Just a bit of sponsorship advice:

-Start by saying who you are. Make it reasonably personable

-Then describe your team. What does your team do? They are a robotics team, yes? They compete in FRC, what is special about your team? What good things do they do? Awards are always nice to add.

-Now tell them what you would like for them, and what you do in return. Be clear about this. For engineering companies, make sure to talk about how you're teaching STEM and inspiring students to become engineers (something they NEED).

-Finish it nicely

Nowhere in that is anything technical. You are trying to convince them that your organization is worth donating money into, because you will spread their name via your publicity, and you will assist in inspiring students to become engineers (both are things they usually like). Don't ask them for money so you can spend a few hundred $$ on a CAN system, ask them for money so they can invest up to few thousand $$ on your team.

In general, never ask for specific items unless you are asking the company that produces/sells them to give them to you directly.

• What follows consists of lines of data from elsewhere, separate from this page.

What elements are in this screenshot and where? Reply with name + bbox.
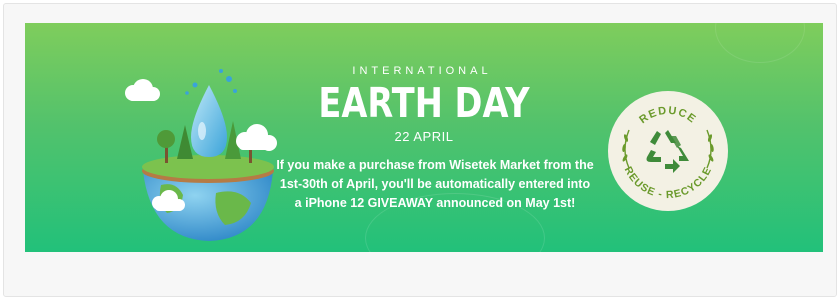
promo-text: If you make a purchase from Wisetek Mark… [255, 156, 615, 213]
earth-day-banner[interactable]: INTERNATIONAL EARTH DAY 22 APRIL If you … [25, 23, 823, 252]
promo-line: If you make a purchase from Wisetek Mark… [276, 158, 594, 172]
recycle-badge-graphic: REDUCE REUSE - RECYCLE [608, 91, 728, 211]
content-frame: INTERNATIONAL EARTH DAY 22 APRIL If you … [3, 3, 837, 297]
recycle-badge: REDUCE REUSE - RECYCLE [607, 90, 729, 212]
promo-line: 1st-30th of April, you'll be automatical… [279, 177, 591, 191]
banner-decoration [715, 23, 805, 63]
promo-line: a iPhone 12 GIVEAWAY announced on May 1s… [294, 196, 576, 210]
eyebrow-text: INTERNATIONAL [352, 65, 492, 77]
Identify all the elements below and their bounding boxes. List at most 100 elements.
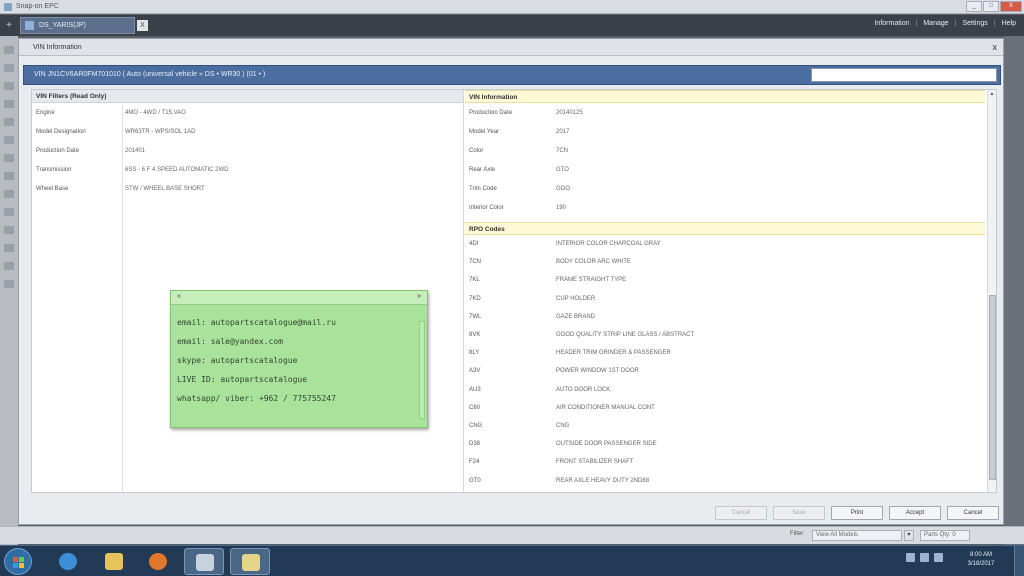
rpo-code: F24 bbox=[469, 459, 480, 466]
toolbar-icon bbox=[4, 262, 14, 270]
print-button[interactable]: Print bbox=[831, 506, 883, 520]
rpo-code: 8LY bbox=[469, 350, 480, 357]
save-disabled-button[interactable]: Save bbox=[773, 506, 825, 520]
maximize-button[interactable]: □ bbox=[983, 1, 999, 12]
info-value: GTO bbox=[556, 166, 569, 173]
vin-details-panel: VIN Filters (Read Only) Engine 4MO - 4WD … bbox=[31, 89, 997, 493]
rpo-description: POWER WINDOW 1ST DOOR bbox=[556, 368, 639, 375]
vertical-scrollbar[interactable]: ▲ bbox=[987, 90, 996, 492]
vin-info-column: VIN Information Production Date 20140125 … bbox=[465, 90, 985, 492]
rpo-row[interactable]: 7WL GAZE BRAND bbox=[465, 308, 985, 326]
filter-row: Production Date 201401 bbox=[32, 141, 463, 160]
start-button[interactable] bbox=[4, 548, 32, 575]
scroll-up-icon[interactable]: ▲ bbox=[988, 90, 996, 98]
accept-button[interactable]: Accept bbox=[889, 506, 941, 520]
rpo-row[interactable]: CNG CNG bbox=[465, 417, 985, 435]
cancel-disabled-button[interactable]: Cancel bbox=[715, 506, 767, 520]
app-icon bbox=[4, 2, 12, 11]
model-filter-select[interactable]: View All Models bbox=[812, 530, 902, 541]
tab-close-icon[interactable]: X bbox=[137, 20, 148, 31]
rpo-code: D38 bbox=[469, 441, 481, 448]
dialog-buttons: Cancel Save Print Accept Cancel bbox=[715, 506, 999, 520]
rpo-code: 4DI bbox=[469, 241, 479, 248]
rpo-row[interactable]: F24 FRONT STABILIZER SHAFT bbox=[465, 453, 985, 471]
scrollbar-thumb[interactable] bbox=[989, 295, 996, 480]
note-line-skype: skype: autopartscatalogue bbox=[177, 356, 298, 365]
note-scrollbar[interactable] bbox=[419, 321, 425, 419]
note-collapse-icon[interactable]: « bbox=[177, 293, 181, 300]
rpo-row[interactable]: 8LY HEADER TRIM GRINDER & PASSENGER bbox=[465, 344, 985, 362]
info-row: Color 7CN bbox=[465, 141, 985, 160]
rpo-row[interactable]: D38 OUTSIDE DOOR PASSENGER SIDE bbox=[465, 435, 985, 453]
info-value: 7CN bbox=[556, 147, 569, 154]
tray-volume-icon[interactable] bbox=[934, 553, 943, 562]
filter-row: Wheel Base STW / WHEEL BASE SHORT bbox=[32, 179, 463, 198]
rpo-row[interactable]: AU3 AUTO DOOR LOCK bbox=[465, 381, 985, 399]
rpo-row[interactable]: A3V POWER WINDOW 1ST DOOR bbox=[465, 362, 985, 380]
rpo-description: BODY COLOR ARC WHITE bbox=[556, 259, 631, 266]
vin-bar-text: VIN JN1CV6AR0FM701010 ( Auto (universal … bbox=[34, 71, 266, 78]
note-expand-icon[interactable]: » bbox=[417, 293, 421, 300]
window-controls: _ □ X bbox=[966, 1, 1022, 12]
taskbar-ie[interactable] bbox=[48, 548, 88, 575]
rpo-row[interactable]: 7CN BODY COLOR ARC WHITE bbox=[465, 253, 985, 271]
rpo-description: CUP HOLDER bbox=[556, 295, 596, 302]
filter-label: Filter bbox=[790, 531, 804, 537]
windows-taskbar: 8:00 AM 3/18/2017 bbox=[0, 545, 1024, 576]
taskbar-app-active[interactable] bbox=[184, 548, 224, 575]
menu-help[interactable]: Help bbox=[1002, 20, 1016, 27]
menu-settings[interactable]: Settings bbox=[962, 20, 987, 27]
vin-information-dialog: VIN Information x VIN JN1CV6AR0FM701010 … bbox=[18, 38, 1004, 525]
vin-search-input[interactable] bbox=[811, 68, 997, 82]
menu-manage[interactable]: Manage bbox=[923, 20, 948, 27]
left-toolbar-dimmed bbox=[0, 36, 18, 546]
note-line-email: email: autopartscatalogue@mail.ru bbox=[177, 318, 336, 327]
info-value: GOO bbox=[556, 185, 571, 192]
taskbar-clock[interactable]: 8:00 AM 3/18/2017 bbox=[960, 551, 1002, 569]
note-line-whatsapp: whatsapp/ viber: +962 / 775755247 bbox=[177, 394, 336, 403]
taskbar-app-2[interactable] bbox=[230, 548, 270, 575]
info-key: Interior Color bbox=[469, 204, 504, 211]
chevron-down-icon[interactable]: ▾ bbox=[904, 530, 914, 541]
filter-key: Engine bbox=[36, 109, 55, 116]
rpo-description: AUTO DOOR LOCK bbox=[556, 386, 611, 393]
cancel-button[interactable]: Cancel bbox=[947, 506, 999, 520]
rpo-description: OUTSIDE DOOR PASSENGER SIDE bbox=[556, 441, 657, 448]
tray-arrow-icon[interactable] bbox=[906, 553, 915, 562]
toolbar-icon bbox=[4, 172, 14, 180]
info-value: 2017 bbox=[556, 128, 570, 135]
filter-row: Engine 4MO - 4WD / T15.VAO bbox=[32, 103, 463, 122]
toolbar-icon bbox=[4, 190, 14, 198]
info-key: Color bbox=[469, 147, 484, 154]
dialog-close-icon[interactable]: x bbox=[993, 39, 998, 56]
taskbar-media[interactable] bbox=[138, 548, 178, 575]
info-value: 20140125 bbox=[556, 109, 583, 116]
column-divider bbox=[122, 104, 123, 492]
rpo-row[interactable]: 4DI INTERIOR COLOR CHARCOAL GRAY bbox=[465, 235, 985, 253]
toolbar-icon bbox=[4, 280, 14, 288]
rpo-row[interactable]: C60 AIR CONDITIONER MANUAL CONT bbox=[465, 399, 985, 417]
rpo-row[interactable]: GT0 REAR AXLE HEAVY DUTY 2ND88 bbox=[465, 471, 985, 489]
clock-date: 3/18/2017 bbox=[967, 561, 995, 567]
dialog-header: VIN Information x bbox=[19, 39, 1003, 56]
rpo-row[interactable]: 8VK GOOD QUALITY STRIP LINE GLASS / ABSTR… bbox=[465, 326, 985, 344]
close-window-button[interactable]: X bbox=[1000, 1, 1022, 12]
section-title: VIN Information bbox=[465, 90, 985, 103]
note-header: « » bbox=[171, 291, 427, 305]
note-body: email: autopartscatalogue@mail.ru email:… bbox=[171, 305, 427, 416]
taskbar-explorer[interactable] bbox=[94, 548, 134, 575]
menu-information[interactable]: Information bbox=[874, 20, 909, 27]
menu-separator: | bbox=[993, 20, 996, 27]
rpo-row[interactable]: 7KL FRAME STRAIGHT TYPE bbox=[465, 271, 985, 289]
note-app-icon bbox=[242, 554, 260, 571]
plus-icon[interactable]: + bbox=[2, 19, 16, 33]
info-key: Trim Code bbox=[469, 185, 497, 192]
rpo-description: FRAME STRAIGHT TYPE bbox=[556, 277, 627, 284]
tray-network-icon[interactable] bbox=[920, 553, 929, 562]
app-statusbar: Filter View All Models ▾ Parts Qty: 0 bbox=[0, 526, 1024, 544]
minimize-button[interactable]: _ bbox=[966, 1, 982, 12]
tab-catalog[interactable]: DS_YARIS(JP) bbox=[20, 17, 135, 34]
rpo-row[interactable]: 7KD CUP HOLDER bbox=[465, 290, 985, 308]
show-desktop-button[interactable] bbox=[1014, 546, 1024, 576]
info-row: Rear Axle GTO bbox=[465, 160, 985, 179]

Now, for the technical evaluation:
-Encoders add no extra load to the cRio. The crio contains a PowerPC processor running at 400mhz and an FPGA running at significantly slower speed (not quite sure). The FPGA deals directly with all IO. The FPGA is already running 8x counter (single-line edge detection) and 4x encoder (dual-line edge detection), because FPGA code describes logic, and dosen't execute like a normal processor. The only additional load to the PowerPC would be whatever control loop you're running.
-Encoders are square waves. Two of them, A and B. You need only one to determine speed, both to determine direction.

-CAN is used to send messages. It has no real specific purpose defined other than getting a message of an ID and 8 data bytes from point A to everyone else, and validating that the data arrived safely (no retransmission). Many cars use CAN to send messages from distant ECU's, to save wiring costs. Sometimes windows are on the bus, sometimes they aren't.

-Standard cruise control actually involves the CAN bus less than you would expect - Wheel speed data comes from the ABS module via the bus, and the button states come from the bus, but that's about it. The engine does everything else on it's own, except possibly sending gear requests to a separate transmission (sometimes the PCM handles engine and trans, sometimes there's a separate TCM for the trans).

-Due to the fault-intolerant nature of airbags, they rarely use the CAN bus. To my knowledge, the safety ECU communicates directly with everything it requires (although some satellite sensors use a dedicated sensor bus).